Summer's Simple Medicine
Margaret stood on the back porch, watching her granddaughter Emma splash in the above-ground pool. The child's laughter floated through the humid July air, carrying Margaret back to 1958, when this same pool had been new and exciting—a splintery monument to her father's hard work at the factory.
Back then, the pool had been the neighborhood's crown jewel. Every summer Sunday, cousins and friends would gather, their mothers carrying Tupperware containers of potato salad and deviled eggs. Margaret's mother, ever practical, would emerge from the kitchen with a small amber bottle.
"Your vitamin," she'd say, pressing the tiny chalky pill into Margaret's damp hand before she could cannonball into the waiting water. "Your father worked overtime for this pool. The least you can do is stay healthy enough to enjoy it."
Margaret had rolled her eyes then, at fourteen, mortified by such maternal intervention. Now, at seventy-four, she understood completely. Love often wore practical clothes.

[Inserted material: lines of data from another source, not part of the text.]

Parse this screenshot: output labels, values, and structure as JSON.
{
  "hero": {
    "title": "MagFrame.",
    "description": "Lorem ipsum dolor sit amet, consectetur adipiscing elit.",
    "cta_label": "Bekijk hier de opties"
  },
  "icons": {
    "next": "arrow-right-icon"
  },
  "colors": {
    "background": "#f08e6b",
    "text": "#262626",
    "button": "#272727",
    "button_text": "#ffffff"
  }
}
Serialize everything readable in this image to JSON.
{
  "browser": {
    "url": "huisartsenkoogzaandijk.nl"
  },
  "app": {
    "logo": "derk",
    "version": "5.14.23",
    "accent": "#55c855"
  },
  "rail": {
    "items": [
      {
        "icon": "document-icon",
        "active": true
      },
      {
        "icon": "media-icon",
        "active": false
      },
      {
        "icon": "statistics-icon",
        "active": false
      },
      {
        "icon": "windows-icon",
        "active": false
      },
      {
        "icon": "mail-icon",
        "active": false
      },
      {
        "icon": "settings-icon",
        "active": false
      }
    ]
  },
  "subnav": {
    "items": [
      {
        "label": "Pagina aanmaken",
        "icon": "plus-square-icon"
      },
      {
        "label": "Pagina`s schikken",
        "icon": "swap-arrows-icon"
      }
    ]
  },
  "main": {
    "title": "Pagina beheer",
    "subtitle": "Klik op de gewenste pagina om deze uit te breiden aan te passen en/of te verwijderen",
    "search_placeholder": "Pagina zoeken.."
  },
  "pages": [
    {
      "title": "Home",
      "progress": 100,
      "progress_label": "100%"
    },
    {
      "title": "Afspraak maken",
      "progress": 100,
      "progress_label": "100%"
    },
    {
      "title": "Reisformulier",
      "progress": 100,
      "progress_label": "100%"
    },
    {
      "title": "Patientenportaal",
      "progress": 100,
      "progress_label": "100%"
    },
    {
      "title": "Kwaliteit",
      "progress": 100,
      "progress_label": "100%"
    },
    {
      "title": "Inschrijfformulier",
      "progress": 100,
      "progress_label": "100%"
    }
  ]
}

A calico cat—Emma's new companion, named indignantly "Mr. Whiskers" by the determined four-year-old—skirted the pool's edge, tail twitching at the splashing chaos within. Margaret smiled, remembering her own childhood cat, Old Tom, who used to sleep on the warm concrete and occasionally dip one cautious paw into the water, as if testing its quality before permitting the children to swim.
"Grandma! Come in!" Emma called, dripping and radiant.
Margaret shook her head gently. "Your vitamin first, sweetheart," she said, producing the small bottle from her pocket. Emma groaned dramatically but swallowed the pill without complaint—proof that some battles between mothers and daughters had been fought and won long before Margaret's time.
As the child returned to her aquatic kingdom, Margaret realized she had become her mother. The thought wasn't frightening anymore; it was comforting. Legacy wasn't just what you left behind—it was what you carried forward, transformed. The summer sun warmed her shoulders, the cat wound around her ankles, and somewhere in the house, the amber bottle waited for tomorrow's ritual. Some medicines really were simple after all.